Speaking to The Washington Post last month about Jordan's contributions to international efforts against ISIS, Abdullah said, "we have to take the fight to them." Political analyst Adnan Abu Odeh said "Jordanians linked the timing of the Eager Lion exercise" with comments made by the king during that interview, leading locals to believe that this month's deployments were indicative of a broader military effort, according to Al Jazeera, which also quoted comments made later in April by Abdullah in which the monarch said Jordan would maintain a defensive posture.
The foreign ministry of Iran, which backs in Syrian President Bashar al-Assad in his six-year war against insurgents and jihadists including ISIS, commented directly this week on military movements by the U.S., U.K. and allies. Iranian Foreign Minister Mohammad Javid Zarif said Wednesday that any international military actions would be "doomed to failure," according to Lebanese media outlet Al Mayadeen TV, which reported an impending "zero hour" in Syria a day earlier due to approaching foreign soldiers. As the Syrian military and its allies began a new eastward push to route ISIS from the besieged city of Deir Al-Zour, Syrian Foreign Minister Walid al-Moallem also warned Jordan against getting involved without Syria's permission.
"If the Jordanian forces entered without coordination with the Syrian government they will be considered as hostile forces," Moallem said Monday, according to the state-run Syrian Arab News Agency.
In addition to the large U.S. presence on the Jordanian side of the border, U.S. Special Forces were also spotted inside Syria, training a group of Syrian rebels called Mughawir al-Thowra (Commandos of the Revolution) to fight ISIS. The images were first shared Tuesday by pro-Syrian opposition network Hammurabi News, and later reported Wednesday by Buzzfeed News.
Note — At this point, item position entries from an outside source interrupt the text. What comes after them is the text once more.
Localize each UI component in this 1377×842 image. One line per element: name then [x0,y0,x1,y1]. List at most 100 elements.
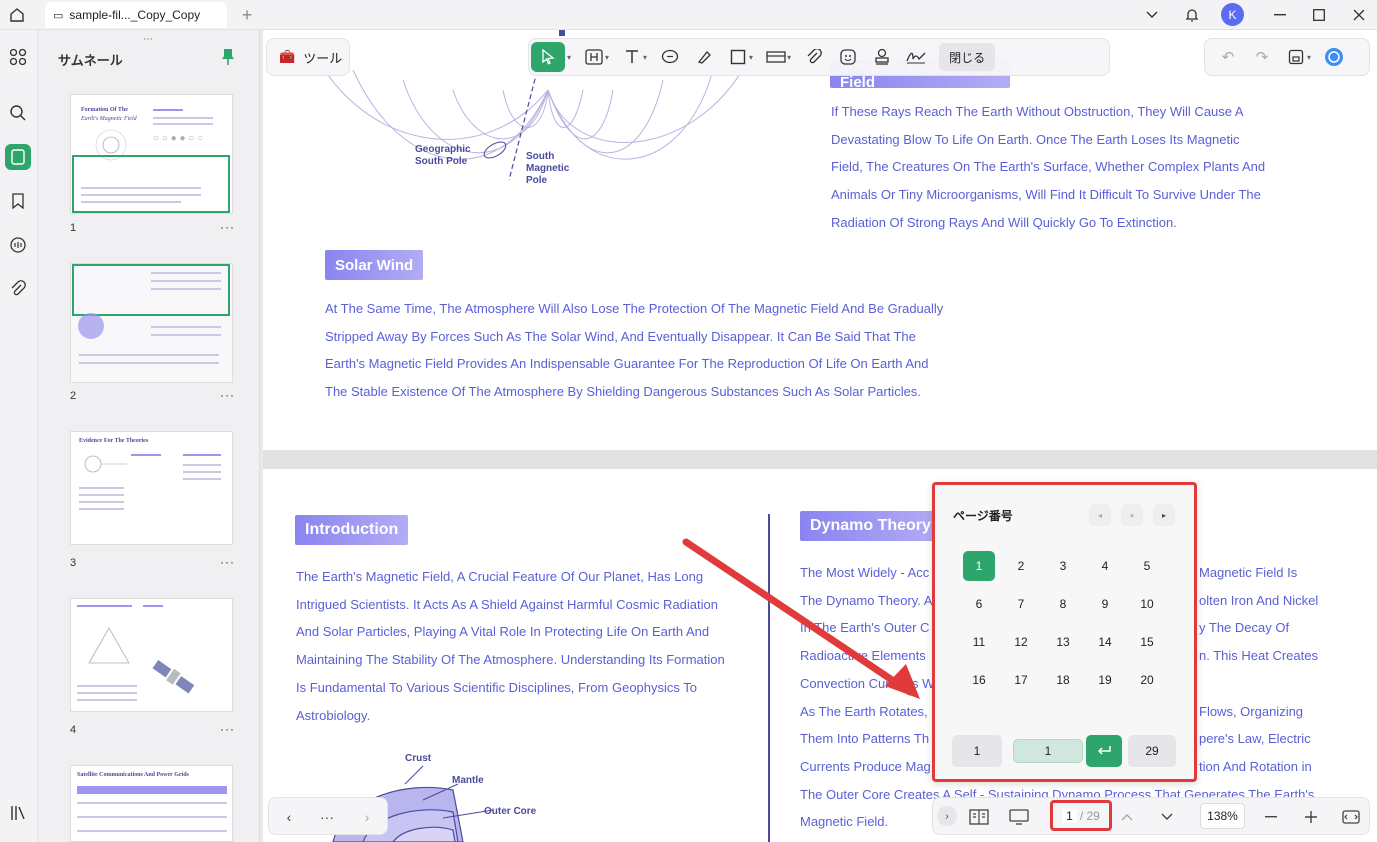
page-cell[interactable]: 14 [1089,627,1121,657]
thumbnail-1-title: Formation Of The [81,107,128,113]
page-cell[interactable]: 1 [963,551,995,581]
page-cell[interactable]: 9 [1089,589,1121,619]
chevron-up-icon[interactable] [1115,805,1139,829]
redo-icon[interactable]: ↷ [1245,42,1279,72]
thumbnail-1-circles: ○ ○ ● ● ○ ○ [153,133,204,144]
tools-button[interactable]: 🧰 ツール [266,38,350,76]
document-tab[interactable]: ▭ sample-fil..._Copy_Copy [45,2,227,28]
tools-label: ツール [303,50,343,66]
fit-page-icon[interactable] [1339,805,1363,829]
chevron-left-icon[interactable]: ‹ [277,805,301,829]
home-icon[interactable] [6,4,28,26]
page-cell[interactable]: 15 [1131,627,1163,657]
page-thumbnail-4[interactable] [70,598,233,712]
page-number-input[interactable]: 1 [1013,739,1083,763]
zoom-level[interactable]: 138% [1200,803,1245,829]
bottom-status-bar: › 1 / 29 138% [932,797,1370,835]
go-to-page-button[interactable] [1086,735,1122,767]
page-thumbnail-2[interactable] [70,263,233,383]
page-cell[interactable]: 12 [1005,627,1037,657]
chevron-down-icon[interactable]: ▾ [605,53,609,62]
page-number-popup: ページ番号 ◂ ● ▸ 1 2 3 4 5 6 7 8 9 10 11 12 1… [932,482,1197,782]
page-cell[interactable]: 8 [1047,589,1079,619]
right-paragraph: If These Rays Reach The Earth Without Ob… [831,104,1266,230]
chevron-down-icon[interactable]: ▾ [749,53,753,62]
thumbnail-more-button[interactable]: ··· [220,220,235,234]
thumbnail-page-number: 3 [70,557,77,569]
thumbnail-page-number: 4 [70,724,77,736]
ai-assistant-icon[interactable] [1317,42,1351,72]
page-cell[interactable]: 18 [1047,665,1079,695]
page-cell[interactable]: 10 [1131,589,1163,619]
last-page-button[interactable]: 29 [1128,735,1176,767]
highlighter-tool-icon[interactable] [687,42,721,72]
page-cell[interactable]: 6 [963,589,995,619]
select-tool-icon[interactable] [531,42,565,72]
page-cell[interactable]: 17 [1005,665,1037,695]
stamp-tool-icon[interactable] [865,42,899,72]
selected-thumbnail-highlight [72,155,230,213]
page-layout-icon[interactable] [967,805,991,829]
search-icon[interactable] [5,100,31,126]
page-cell[interactable]: 2 [1005,551,1037,581]
maximize-icon[interactable] [1308,4,1330,26]
thumbnail-icon[interactable] [5,144,31,170]
next-page-icon[interactable]: ▸ [1153,504,1175,526]
page-thumbnail-1[interactable]: Formation Of The Earth's Magnetic Field … [70,94,233,214]
undo-icon[interactable]: ↶ [1211,42,1245,72]
page-thumbnail-3[interactable]: Evidence For The Theories [70,431,233,545]
close-icon[interactable] [1348,4,1370,26]
attachment-icon[interactable] [5,276,31,302]
page-cell[interactable]: 20 [1131,665,1163,695]
presentation-icon[interactable] [1007,805,1031,829]
page-thumbnail-5[interactable]: Satellite Communications And Power Grids [70,765,233,842]
chevron-down-icon[interactable]: ▾ [1307,53,1311,62]
collapse-toggle-icon[interactable]: › [937,806,957,826]
page-cell[interactable]: 16 [963,665,995,695]
page-cell[interactable]: 4 [1089,551,1121,581]
sticker-tool-icon[interactable] [831,42,865,72]
thumbnail-1-subtitle: Earth's Magnetic Field [81,116,137,122]
chevron-down-icon[interactable]: ▾ [787,53,791,62]
page-cell[interactable]: 13 [1047,627,1079,657]
more-button[interactable]: ··· [315,805,339,829]
chevron-down-icon[interactable]: ▾ [643,53,647,62]
grid-icon[interactable] [5,44,31,70]
document-canvas[interactable]: Geographic South Pole South Magnetic Pol… [263,30,1377,842]
chevron-down-icon[interactable] [1155,805,1179,829]
pin-icon[interactable] [221,48,235,66]
satellite-icon [152,660,195,694]
page-cell[interactable]: 19 [1089,665,1121,695]
thumbnail-more-button[interactable]: ··· [220,555,235,569]
minimize-icon[interactable] [1269,4,1291,26]
chevron-down-icon[interactable]: ▾ [567,53,571,62]
comment-icon[interactable] [5,232,31,258]
page-cell[interactable]: 7 [1005,589,1037,619]
first-page-button[interactable]: 1 [952,735,1002,767]
mantle-label: Mantle [452,775,484,786]
signature-tool-icon[interactable] [899,42,933,72]
bell-icon[interactable] [1181,4,1203,26]
new-tab-button[interactable]: + [236,4,258,26]
close-toolbar-button[interactable]: 閉じる [939,43,996,71]
zoom-in-icon[interactable] [1299,805,1323,829]
thumbnail-more-button[interactable]: ··· [220,388,235,402]
page-indicator[interactable]: 1 / 29 [1050,800,1112,831]
attachment-tool-icon[interactable] [797,42,831,72]
page-cell[interactable]: 3 [1047,551,1079,581]
comment-tool-icon[interactable] [653,42,687,72]
page-cell[interactable]: 11 [963,627,995,657]
library-icon[interactable] [5,800,31,826]
chevron-right-icon[interactable]: › [355,805,379,829]
solar-wind-heading: Solar Wind [325,250,424,280]
avatar[interactable]: K [1221,3,1244,26]
thumbnail-more-button[interactable]: ··· [220,722,235,736]
thumbnail-4-diagram [88,627,130,664]
bookmark-icon[interactable] [5,188,31,214]
zoom-out-icon[interactable] [1259,805,1283,829]
current-page-dot-icon[interactable]: ● [1121,504,1143,526]
previous-page-icon[interactable]: ◂ [1089,504,1111,526]
page-cell[interactable]: 5 [1131,551,1163,581]
chevron-down-icon[interactable] [1141,4,1163,26]
drag-handle-icon[interactable]: ⋯ [143,34,153,45]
While Moallem described the role of the U.S.-backed Syrian Democratic Forces (SDF), a majority-Kurd coalition of ethnic minorities and Arabs, as "legitimate," Damascus has rejected U.S. intervention in the country unless it was coordinated with Assad's ally, Russia.
The administration of President Donald Trump suggested in March that the U.S. would no longer pursue the "Assad must go" policy of former President Barack Obama and instead focus solely on battling ISIS. The White House appeared to step back from this decision, however, after accusing the Syrian government of conducting a chemical weapons attack against civilians in the rebel-held province of Idlib. Damascus and Moscow denied responsibility, but Trump quickly authorized a cruise missile strike on a Syrian airbase, leading to a political fallout between the U.S. and Russia.
Trump met Thursday with Russian Foreign Minister Sergei Lavrov in an effort to mend Washington and Moscow's feud in Syria. After the meeting, Trump said the two nations would work together to "stop the killing and the death" in Syria, according to Saudi Arabia-based news agency Al Arabiya, but Trump reportedly insisted Russia "rein in" Assad and his Iranian ally, according to the Hill.